M is hampered throughout by glacial pacing. Lang’s direction is fabulous, but his material is such that he needs every ounce of his talent to pull this film off. Such scenes as the opening pursuit and slaughter of Elsie and the later one in which the beggars foil Beckert’s attempt to isolate another victim are skillfully handled and impressively tense affairs, but there is simply too much dead weight in between for M to build up the momentum it needs to fulfill its potential. Furthermore, Lorre’s creepy murderer doesn’t get anywhere near enough screen time in the first half of the film, and he spends much of his time in the second hiding from gangsters in an attic. This, let us remember, is a man who has placed an entire city in the grip of fear; we ought to see more of him, so that we can share in some of that unease. Lorre’s fantastic performance in the trial scene just serves to make his underutilization seem that much more regrettable. But when M is working smoothly, it is a real pleasure to behold, especially when compared to the unimaginatively directed programming American studios were turning out at the time.

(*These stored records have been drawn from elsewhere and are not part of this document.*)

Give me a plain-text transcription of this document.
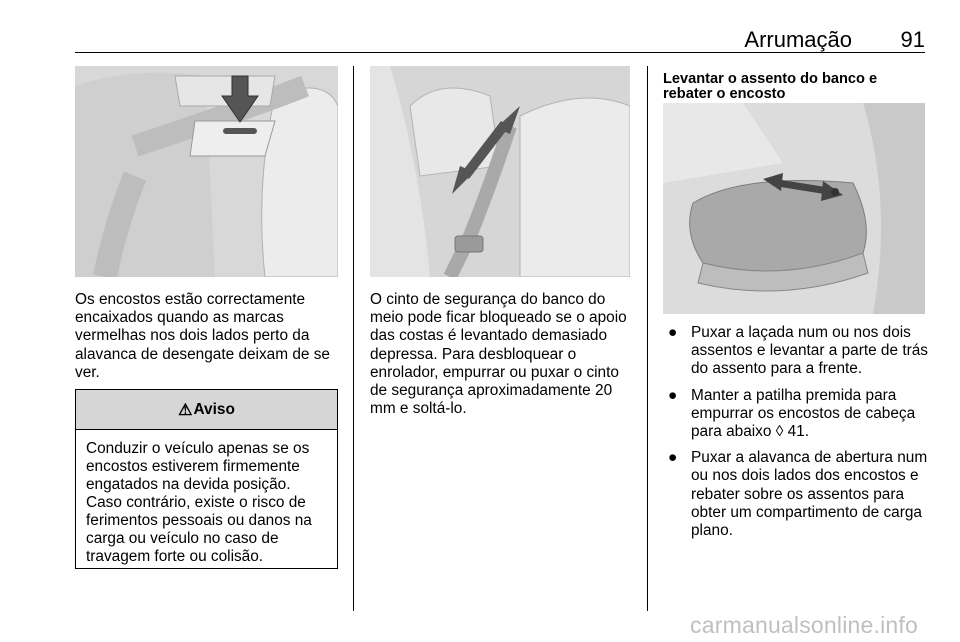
Arrumação 91
Os encostos estão correctamente encaixados quando as marcas vermelhas nos dois lados perto da alavanca de desengate deixam de se ver.
⚠ Aviso
Conduzir o veículo apenas se os encostos estiverem firmemente engatados na devida posição. Caso contrário, existe o risco de ferimentos pessoais ou danos na carga ou veículo no caso de travagem forte ou colisão.
O cinto de segurança do banco do meio pode ficar bloqueado se o apoio das costas é levantado demasiado depressa. Para desbloquear o enrolador, empurrar ou puxar o cinto de segurança aproximadamente 20 mm e soltá-lo.
Levantar o assento do banco e rebater o encosto
● Puxar a laçada num ou nos dois assentos e levantar a parte de trás do assento para a frente.
● Manter a patilha premida para empurrar os encostos de cabeça para abaixo ◊ 41.
● Puxar a alavanca de abertura num ou nos dois lados dos encostos e rebater sobre os assentos para obter um compartimento de carga plano.
carmanualsonline.info
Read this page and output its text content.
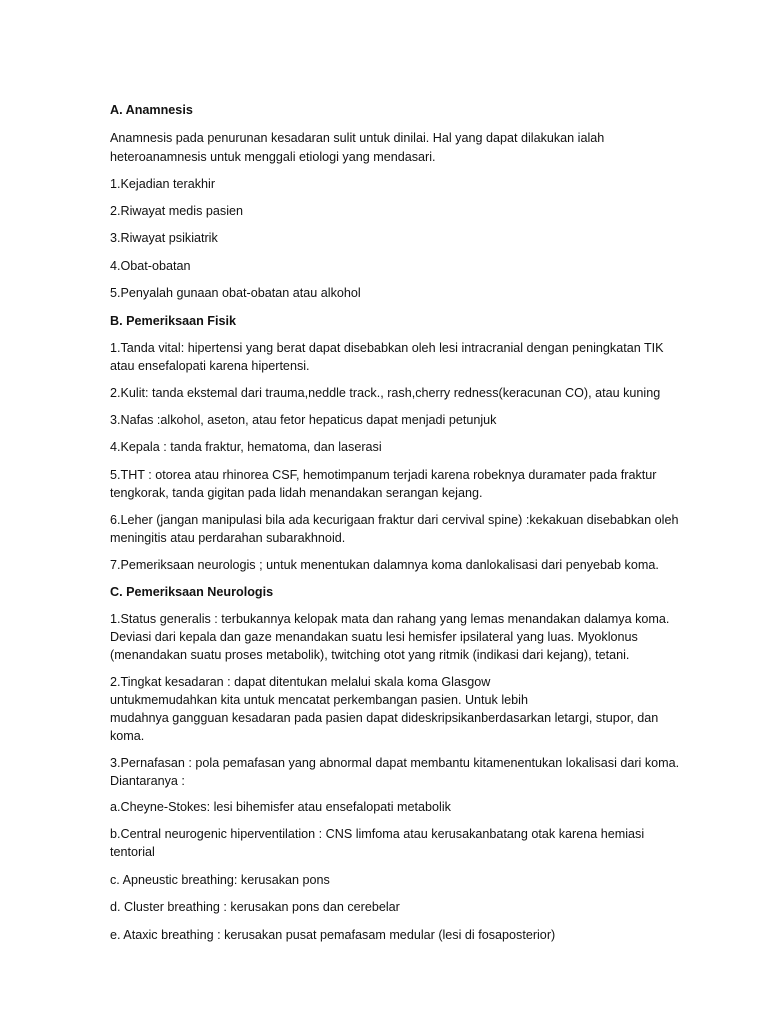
A. Anamnesis
Anamnesis pada penurunan kesadaran sulit untuk dinilai. Hal yang dapat dilakukan ialah
heteroanamnesis untuk menggali etiologi yang mendasari.
1.Kejadian terakhir
2.Riwayat medis pasien
3.Riwayat psikiatrik
4.Obat-obatan
5.Penyalah gunaan obat-obatan atau alkohol
B. Pemeriksaan Fisik
1.Tanda vital: hipertensi yang berat dapat disebabkan oleh lesi intracranial dengan peningkatan TIK
atau ensefalopati karena hipertensi.
2.Kulit: tanda ekstemal dari trauma,neddle track., rash,cherry redness(keracunan CO), atau kuning
3.Nafas :alkohol, aseton, atau fetor hepaticus dapat menjadi petunjuk
4.Kepala : tanda fraktur, hematoma, dan laserasi
5.THT : otorea atau rhinorea CSF, hemotimpanum terjadi karena robeknya duramater pada fraktur
tengkorak, tanda gigitan pada lidah menandakan serangan kejang.
6.Leher (jangan manipulasi bila ada kecurigaan fraktur dari cervival spine) :kekakuan disebabkan oleh
meningitis atau perdarahan subarakhnoid.
7.Pemeriksaan neurologis ; untuk menentukan dalamnya koma danlokalisasi dari penyebab koma.
C. Pemeriksaan Neurologis
1.Status generalis : terbukannya kelopak mata dan rahang yang lemas menandakan dalamya koma.
Deviasi dari kepala dan gaze menandakan suatu lesi hemisfer ipsilateral yang luas. Myoklonus
(menandakan suatu proses metabolik), twitching otot yang ritmik (indikasi dari kejang), tetani.
2.Tingkat kesadaran : dapat ditentukan melalui skala koma Glasgow
untukmemudahkan kita untuk mencatat perkembangan pasien. Untuk lebih
mudahnya gangguan kesadaran pada pasien dapat dideskripsikanberdasarkan letargi, stupor, dan
koma.
3.Pernafasan : pola pemafasan yang abnormal dapat membantu kitamenentukan lokalisasi dari koma.
Diantaranya :
a.Cheyne-Stokes: lesi bihemisfer atau ensefalopati metabolik
b.Central neurogenic hiperventilation : CNS limfoma atau kerusakanbatang otak karena hemiasi
tentorial
c. Apneustic breathing: kerusakan pons
d. Cluster breathing : kerusakan pons dan cerebelar
e. Ataxic breathing : kerusakan pusat pemafasam medular (lesi di fosaposterior)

Another interesting point about M is its curious interaction with one of the major currents of 20th century history. Anybody remember what was going on in Germany in 1931? Good call. Yes, that would be Hitler’s accelerating rise to power. Fritz Lang and Peter Lorre were both Jews, and Germany in 1931 was already nearly as bad a place to be Jewish as it would famously become a couple of years later. Worse yet, the owner of the studio where M was filmed was also a Nazi party activist! (That studio owner is the main reason for the film’s enigmatic title— when Lang came to him with a movie called Murders Among Us, the moneyman assumed he was being asked to produce an anti-Nazi political film, and refused to have anything to do with the project!) Though the subject never explicitly comes up, the early scenes depicting the terror-stricken townspeople scapegoating each other on the flimsiest of excuses, often threatening actual physical violence, take on a powerful subtext when you look at M as a product of its time and place. Ironically, M actually ended up serving as pro-Nazi propaganda, as Lorre’s confession was appropriated by the makers of The Eternal Jew, perhaps the most vicious of the Goebbels-backed, wartime Holocaust apologist films.